The above words are contained in paragraph 68 of the Labour Government's 1967 White Paper "The Transport of Freight". Thanks to the full blast of opposition from all sides of the road transport industry, and from the then Tory Opposition benches, this so-called "wear & tear tax" was never introduced. Or was it? Examine carefully the gross vehicle weight rated road fund licence fees brought in last October. The additional tax at each threshold is no longer in equal amounts, but progressively increases as the gvw increases.

Take the following example of a two-axle tractor with either a single or two-axle trailer: — over 28,000kg to 29,000kg gvw — licence fee £1,280 — 29,000kg to 30,000kg gvw — licence fee £1,400 — 30,000kg to 31,000kg gvw — licence fee £1,530 — over 31,000kg to 32,000kg gvw — licence fee £1,670 — over 32,000kg to 32,520kg gvw — licence fee £1,820 Under the previous system of licensing the "step" was based on quarter-ton stages of unladen weight, for which an extra £57 was payable.

So here it is at last: a "penalty which increases as the gvw increases," designed to have the same effect on the heavy lorry as the proposed "wear & tear tax" of sixteen years ago.

Should the Department of Transport mathematician carry on the same progression through to the 38-tonnes gvw level, then for the same vehicle, the licence fee for the "top heavy" will be £2,730.

I would expect to see the step at a much steeper rate at each stage, and with an annual increase on all road fund licences a definite Budget possibility, a top licence fee of nearer £3,500 would be my calculated guess.

There is no doubt in my mind that the present rate of £1,820 for the 32-tonnes gvw truck will increase, and a 10 per cent rise rounds it up to £2,000. We will have to wait and see.

You may ask what has this to do with Budget planning. Look back over the history of vehicle licence increases, and it will be seen that "rates of vehicle licences" have always been linked to the budget statement and the annual finance bill presented to Parliament by the Chancellor around the beginning of April or the end of March.

Licence renewal planning will produce cash-flow benefits and direct cost savings. The plan is to bring all renewals into th period "January, February, March". By doing so, up to year of continuing tax at thf rate is possible. And, at the worst, any increases in the Budget would be delayed fi least nine months.

A 10 per cent increase on licences would mean an exi £73 each year on a 16-ton g truck and £182 each year or 32-ton artic outfit. With a fie only 10 vehicles, such savin are well worth having, and larger fleets, the gains are q considerable.

It may be too late this yea reap the full benefit of maki any changes, but now is the to lay out a programme so t when licences are due for renewal, six-month licence: applied for during the July, August and September 198: with a second phase to surrender some licences in February 1984 before they become due for renewal. Th programme should be as se :table.
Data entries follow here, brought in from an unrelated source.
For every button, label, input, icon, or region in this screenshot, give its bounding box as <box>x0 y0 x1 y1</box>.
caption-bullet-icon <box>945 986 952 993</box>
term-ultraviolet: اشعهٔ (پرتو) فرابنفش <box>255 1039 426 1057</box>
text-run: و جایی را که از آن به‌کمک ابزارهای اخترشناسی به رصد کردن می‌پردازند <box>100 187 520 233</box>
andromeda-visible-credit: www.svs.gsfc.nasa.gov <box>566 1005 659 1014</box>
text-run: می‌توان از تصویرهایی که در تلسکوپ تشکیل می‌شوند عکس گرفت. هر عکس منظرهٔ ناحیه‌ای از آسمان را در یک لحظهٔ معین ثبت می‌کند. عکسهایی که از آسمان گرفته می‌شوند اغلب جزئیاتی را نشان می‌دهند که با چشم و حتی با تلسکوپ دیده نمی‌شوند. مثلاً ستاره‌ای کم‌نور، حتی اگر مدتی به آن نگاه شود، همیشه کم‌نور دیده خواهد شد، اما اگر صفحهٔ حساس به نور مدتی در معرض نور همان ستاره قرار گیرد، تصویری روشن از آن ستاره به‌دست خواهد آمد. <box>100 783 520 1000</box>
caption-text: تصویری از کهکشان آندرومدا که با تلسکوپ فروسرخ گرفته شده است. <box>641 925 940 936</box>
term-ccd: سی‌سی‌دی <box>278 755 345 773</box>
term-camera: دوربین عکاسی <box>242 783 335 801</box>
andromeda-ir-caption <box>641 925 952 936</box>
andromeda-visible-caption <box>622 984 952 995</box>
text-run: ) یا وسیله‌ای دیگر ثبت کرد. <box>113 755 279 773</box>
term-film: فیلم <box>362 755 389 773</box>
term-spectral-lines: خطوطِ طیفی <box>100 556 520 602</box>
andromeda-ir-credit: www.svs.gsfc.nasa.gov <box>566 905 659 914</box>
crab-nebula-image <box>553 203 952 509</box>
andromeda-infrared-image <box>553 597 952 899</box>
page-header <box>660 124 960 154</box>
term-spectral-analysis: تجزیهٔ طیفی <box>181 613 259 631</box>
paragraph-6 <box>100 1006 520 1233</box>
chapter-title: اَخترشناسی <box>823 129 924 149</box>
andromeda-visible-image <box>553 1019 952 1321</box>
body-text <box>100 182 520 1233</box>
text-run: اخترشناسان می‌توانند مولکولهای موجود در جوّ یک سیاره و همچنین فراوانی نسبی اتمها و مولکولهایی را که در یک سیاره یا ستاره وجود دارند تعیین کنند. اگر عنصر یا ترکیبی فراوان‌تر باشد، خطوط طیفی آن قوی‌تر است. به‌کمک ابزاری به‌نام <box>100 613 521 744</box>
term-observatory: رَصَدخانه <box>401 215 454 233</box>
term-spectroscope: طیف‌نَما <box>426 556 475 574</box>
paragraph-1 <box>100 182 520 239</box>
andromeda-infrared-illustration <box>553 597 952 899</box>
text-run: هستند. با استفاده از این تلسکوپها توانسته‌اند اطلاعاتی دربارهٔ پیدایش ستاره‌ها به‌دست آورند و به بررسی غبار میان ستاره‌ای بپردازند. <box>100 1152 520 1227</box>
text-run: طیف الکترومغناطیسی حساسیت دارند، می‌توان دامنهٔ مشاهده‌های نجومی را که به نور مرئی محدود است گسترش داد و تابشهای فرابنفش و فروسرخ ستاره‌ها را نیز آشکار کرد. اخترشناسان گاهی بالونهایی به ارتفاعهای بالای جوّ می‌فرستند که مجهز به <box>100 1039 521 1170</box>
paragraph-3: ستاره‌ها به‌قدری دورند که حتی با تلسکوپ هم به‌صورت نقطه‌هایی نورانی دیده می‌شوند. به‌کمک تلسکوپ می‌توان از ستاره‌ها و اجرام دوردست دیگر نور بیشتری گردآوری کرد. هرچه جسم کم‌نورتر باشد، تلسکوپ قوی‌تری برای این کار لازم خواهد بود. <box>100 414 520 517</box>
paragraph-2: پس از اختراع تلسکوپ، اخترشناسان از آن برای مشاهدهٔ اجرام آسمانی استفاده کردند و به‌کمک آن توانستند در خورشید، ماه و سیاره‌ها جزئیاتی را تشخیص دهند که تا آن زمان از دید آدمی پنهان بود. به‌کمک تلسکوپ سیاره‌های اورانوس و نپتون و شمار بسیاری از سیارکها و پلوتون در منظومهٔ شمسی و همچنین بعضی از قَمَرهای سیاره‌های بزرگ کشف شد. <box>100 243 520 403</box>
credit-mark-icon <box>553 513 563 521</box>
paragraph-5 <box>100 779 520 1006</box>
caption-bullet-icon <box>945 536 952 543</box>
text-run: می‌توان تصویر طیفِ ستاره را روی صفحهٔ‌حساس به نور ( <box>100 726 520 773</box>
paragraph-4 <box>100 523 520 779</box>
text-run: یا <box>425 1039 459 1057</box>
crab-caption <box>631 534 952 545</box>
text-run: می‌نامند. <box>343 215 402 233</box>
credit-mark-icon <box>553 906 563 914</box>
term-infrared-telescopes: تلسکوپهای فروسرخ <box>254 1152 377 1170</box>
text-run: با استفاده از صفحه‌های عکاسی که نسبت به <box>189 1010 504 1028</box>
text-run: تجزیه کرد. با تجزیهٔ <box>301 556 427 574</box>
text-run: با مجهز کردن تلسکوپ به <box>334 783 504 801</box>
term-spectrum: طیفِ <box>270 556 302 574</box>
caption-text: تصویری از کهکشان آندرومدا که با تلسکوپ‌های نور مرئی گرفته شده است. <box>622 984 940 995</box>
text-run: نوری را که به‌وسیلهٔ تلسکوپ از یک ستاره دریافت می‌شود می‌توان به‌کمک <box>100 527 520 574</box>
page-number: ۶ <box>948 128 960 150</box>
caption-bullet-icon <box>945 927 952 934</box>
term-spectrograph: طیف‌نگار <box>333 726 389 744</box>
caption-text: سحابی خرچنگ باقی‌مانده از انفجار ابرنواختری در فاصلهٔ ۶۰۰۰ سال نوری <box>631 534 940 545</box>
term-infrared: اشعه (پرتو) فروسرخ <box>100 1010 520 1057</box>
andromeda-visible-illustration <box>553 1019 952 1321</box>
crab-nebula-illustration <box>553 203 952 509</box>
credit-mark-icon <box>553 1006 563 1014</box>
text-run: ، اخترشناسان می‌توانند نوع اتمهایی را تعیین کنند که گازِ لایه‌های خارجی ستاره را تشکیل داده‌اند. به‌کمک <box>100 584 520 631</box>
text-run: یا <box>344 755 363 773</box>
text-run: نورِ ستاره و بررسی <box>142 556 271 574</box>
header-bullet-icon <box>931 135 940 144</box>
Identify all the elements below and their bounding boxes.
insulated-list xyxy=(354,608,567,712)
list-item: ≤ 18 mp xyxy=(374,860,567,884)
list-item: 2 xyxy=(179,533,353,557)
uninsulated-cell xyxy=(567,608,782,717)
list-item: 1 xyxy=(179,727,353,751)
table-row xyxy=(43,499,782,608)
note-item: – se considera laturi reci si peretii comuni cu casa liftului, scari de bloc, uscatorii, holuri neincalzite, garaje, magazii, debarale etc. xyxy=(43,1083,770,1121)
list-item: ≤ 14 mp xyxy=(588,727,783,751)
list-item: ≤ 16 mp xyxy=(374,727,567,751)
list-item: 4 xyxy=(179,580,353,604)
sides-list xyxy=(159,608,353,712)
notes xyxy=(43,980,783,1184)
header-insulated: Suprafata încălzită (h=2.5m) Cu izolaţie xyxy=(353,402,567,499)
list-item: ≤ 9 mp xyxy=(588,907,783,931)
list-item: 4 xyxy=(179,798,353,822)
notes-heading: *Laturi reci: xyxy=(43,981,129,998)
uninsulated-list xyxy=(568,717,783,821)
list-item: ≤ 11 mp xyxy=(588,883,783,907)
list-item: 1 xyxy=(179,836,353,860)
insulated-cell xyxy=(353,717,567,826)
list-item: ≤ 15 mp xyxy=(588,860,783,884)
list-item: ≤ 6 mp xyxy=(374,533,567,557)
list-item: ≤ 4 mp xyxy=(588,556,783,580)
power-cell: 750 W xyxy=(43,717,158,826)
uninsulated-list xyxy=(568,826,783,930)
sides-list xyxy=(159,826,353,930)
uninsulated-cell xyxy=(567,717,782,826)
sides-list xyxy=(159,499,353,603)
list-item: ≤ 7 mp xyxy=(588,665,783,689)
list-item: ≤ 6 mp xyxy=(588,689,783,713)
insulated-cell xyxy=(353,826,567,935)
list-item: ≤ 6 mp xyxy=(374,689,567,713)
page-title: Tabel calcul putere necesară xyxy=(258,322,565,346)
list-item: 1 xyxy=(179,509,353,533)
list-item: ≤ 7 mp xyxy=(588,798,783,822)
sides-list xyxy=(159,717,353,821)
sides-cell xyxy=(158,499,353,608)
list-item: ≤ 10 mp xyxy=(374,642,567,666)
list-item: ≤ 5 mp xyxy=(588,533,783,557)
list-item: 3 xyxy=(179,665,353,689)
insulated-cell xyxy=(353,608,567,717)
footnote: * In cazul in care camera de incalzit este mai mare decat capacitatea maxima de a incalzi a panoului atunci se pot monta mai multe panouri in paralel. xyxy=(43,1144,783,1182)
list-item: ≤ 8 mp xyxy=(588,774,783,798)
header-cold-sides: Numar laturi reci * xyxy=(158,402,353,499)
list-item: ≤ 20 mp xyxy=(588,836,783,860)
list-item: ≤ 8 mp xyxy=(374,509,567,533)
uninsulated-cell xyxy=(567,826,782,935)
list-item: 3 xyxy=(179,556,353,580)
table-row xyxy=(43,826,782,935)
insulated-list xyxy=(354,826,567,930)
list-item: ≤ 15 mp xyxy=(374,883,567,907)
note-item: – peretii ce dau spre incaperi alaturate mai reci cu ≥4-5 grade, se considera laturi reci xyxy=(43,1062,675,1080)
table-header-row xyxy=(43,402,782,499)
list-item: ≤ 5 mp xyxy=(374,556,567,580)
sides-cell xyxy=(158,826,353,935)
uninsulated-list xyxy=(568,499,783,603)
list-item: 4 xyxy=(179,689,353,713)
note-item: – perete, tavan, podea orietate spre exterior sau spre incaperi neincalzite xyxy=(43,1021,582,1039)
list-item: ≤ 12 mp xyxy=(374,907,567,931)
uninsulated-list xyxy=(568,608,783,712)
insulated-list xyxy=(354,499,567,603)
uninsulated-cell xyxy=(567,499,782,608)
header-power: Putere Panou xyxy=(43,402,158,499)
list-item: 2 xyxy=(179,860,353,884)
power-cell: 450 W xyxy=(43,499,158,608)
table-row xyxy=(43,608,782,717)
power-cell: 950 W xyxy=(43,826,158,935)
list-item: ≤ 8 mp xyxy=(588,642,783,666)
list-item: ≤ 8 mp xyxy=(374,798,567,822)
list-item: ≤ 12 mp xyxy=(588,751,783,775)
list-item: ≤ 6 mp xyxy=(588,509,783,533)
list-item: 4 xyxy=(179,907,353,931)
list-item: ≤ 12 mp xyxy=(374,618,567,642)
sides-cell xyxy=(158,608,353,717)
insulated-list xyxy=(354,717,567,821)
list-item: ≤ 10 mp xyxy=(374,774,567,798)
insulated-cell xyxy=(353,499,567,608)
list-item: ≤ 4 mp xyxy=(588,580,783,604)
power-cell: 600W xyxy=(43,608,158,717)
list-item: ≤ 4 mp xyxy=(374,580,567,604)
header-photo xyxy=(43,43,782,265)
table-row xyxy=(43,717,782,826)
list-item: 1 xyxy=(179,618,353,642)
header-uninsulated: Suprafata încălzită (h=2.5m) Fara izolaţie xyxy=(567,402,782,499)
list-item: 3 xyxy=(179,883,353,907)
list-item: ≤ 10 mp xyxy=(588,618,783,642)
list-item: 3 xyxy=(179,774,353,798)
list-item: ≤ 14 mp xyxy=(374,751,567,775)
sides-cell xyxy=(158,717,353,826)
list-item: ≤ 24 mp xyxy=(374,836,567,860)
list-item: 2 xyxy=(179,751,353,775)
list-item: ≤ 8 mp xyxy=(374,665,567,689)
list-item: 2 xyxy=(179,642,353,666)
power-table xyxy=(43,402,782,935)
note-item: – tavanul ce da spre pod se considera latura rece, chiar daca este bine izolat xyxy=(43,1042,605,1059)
II this be a good year for the cellor to get rid of "car tax", 3x that nobody likes or s? Perhaps this is the time lp the car industry by wing it corn pletely or at reducing it in stages. Either this is another reason for ng a few weeks before pting delivery of new cars, pital allowances are not Ily associated with the 3gement of transport 3tions, but in the case of nercial vehicles, garage )ment, fork lift trucks and ar equipment, the present 100 per cent first year allowance is a very useful way of reducing the tax burden of those companies who are fortunate to be enjoying trading profits.

The present 100 per cent allowance has been available for ten years — Denis Healey introduced it in the 1972 budget — it may be that this will be lowered to its previous level of 80 or even 60 per cent.

If you are considering purchasing equipment which would be eligible for 100 per cent allowances, then clear all the orders, and if possible take delivery, before the budget announcement.

One final and more personal point to all those fortunate people who enjoy the use of a company car — check your business mileage for the current fiscal year (5th April 82 to 4th April 83). Ills essential that you reach that all-important 18,000 miles so that your "fringe benefit taxation" can be reduced from £540 (for a car of more than 1,800cc) to £270 — this will not save your company any money, but you will certainly benefit. For those taxed at the basic level the extra miles will put £180 in your pocket. Spending money for your summer holiday?

There will be a small penalty for taking out six-mouth licences, but the rewards can be high and, if correctly planned, will continue for the life of each vehicle. Surrendering the discs may mean the vehicle being off the road for a day, but if you are slick this can be avoided.

The truck renewal and purchasing programme can also be designed around the above vehicle licensing plan, and the first renewal date should be programmed so that it falls into the first three months of the calendar year.

Another area of possible savings is available to operators who have trucks with a design weight above 32,520kg, and do not intend to operate at the higher payloads. Licences for these trucks should be surrendered before the 1983 budget, and then re-taxed for a full year at the current rate — this will avoid any early problem about "down rating" once the new weights come into operation on May 1, 1983 along with the higher licence fees.

Will an increase on fuel tax be a temptation? The fuel companies have tried to increase pump prices of petrol without much success, but the Chancellor could do this "at a stroke." The duty level will not be reduced, so my advice is — fill up your bulk diesel tanks and if you have a good discounted bulk spirit price, then fill these tanks as well.

What about vat — is any change likely? It is near to the "election timetable" and what better ingredient than a cut of 2.5 per cent? This will not have much effect on the normal trader who is registered for vat, as the books are balanced by "inputs and outputs", but on motor cars, vat is not recoverable and as an increase in the vat rate is unlikely, it is a good move to delay taking new cars from now until after budget day.